Ann Gurkin - Analyst
That's great. That's all I have. Thank you.
Operator
Lance [Ettes], [Morter Rock] Capital.
Unidentified Participant
I think somebody before tried to go into this a little bit, but I know you can't comment directly on the pricing that you talk about in negotiations, but are people, as far as the push back, are people you're negotiating with using the threat, at least, of going to sugar? I think we have seen at least with Pepsi they're switching their Sobe Life Water to sucrose-based instead of high-fructose-based. Are they saying that, well, if you're going to price it this high, why don't I just switch to sugar? I can switch to sugar?
Sam Scott - Chairman, President, CEO
Well, the thing that you have to remember is sugar is still higher than fructose, so I mean the switch to sugar is not going to do anything except to raise the cost. It does not given a better product. Fructose, in general, is a cleaner product across the board, so we are not hearing that. Obviously people are investigating what they want to do, what they think they can do in all areas, but nutritively-sweetened soft drinks are a big market. The other markets that we sell fructose and corn syrup in are big markets and people are working with us to work through this thing.
The comment that I always make is this is a commodity business and I think what goes up in the commodity space generally comes back down. I cannot say it's going to be next year or the year after, but eventually the pricing will come back into the realm of what we've seen in the past or somewhere in that range.

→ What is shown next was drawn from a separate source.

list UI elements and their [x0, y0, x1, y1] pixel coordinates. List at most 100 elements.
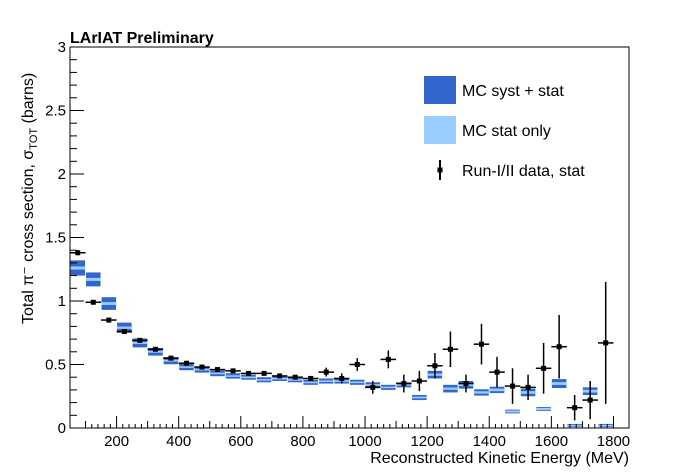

But if it does not and commodities continue to skyrocket, sugar is part of that complex. Sugar prices are going to go up because it is going to compete for land just like everything else does. So we may be looking at a new plateau for all of these products at a higher level or we see the commodity space go up and come back down to a new level. But in all instances, I think we're okay.
David Prichard - IR
Operator, I think we're closing in on the bottom of the hour and so we will take one more question, if there is one, before we close it down.
Operator
Vincent Andrews.
Vincent Andrews - Analyst
Thanks for taking the follow-up. I just -- the question I forgot before was if you could just comment on what the price gap is in Mexico between sugar and high fructose corn syrup to the extent that you can.
Sam Scott - Chairman, President, CEO
The price in sugar -- the price of sugar in Mexico, Vincent, has come down somewhat. There is still an advantage, but it is not as big as it was before. In Mexico, we tend to price very close to the sugar pricing.
Vincent Andrews - Analyst
Okay, that's good. Thanks a lot.
Sam Scott - Chairman, President, CEO
Thank you. Thank you all for your questions. They were good.
David Prichard - IR
I think, as a result, we do like to end this after 60 minutes. We know you have other calls and earnings reports to deal with, so with that, we will conclude our conference call and webcast this morning.
I do want to remind you that we have a replay of the webcast. This is through www.CornProducts.com and we also have a replay of the audio conference call. That is available to you through Friday, November 16 and you can call 719-457-0820 and use pass code 4291276. (OPERATOR INSTRUCTIONS) for an audio conference call replay.
On behalf of Sam Scott and Cheryl Beebe, I want a thank you all for participating in our call this morning and we look forward to talking with you again early in the new year, probably late January or so, with our 2007 fourth-quarter and full-year results. Have a good day.
Operator
This concludes today's conference call. We thank you for your participation. You may now disconnect.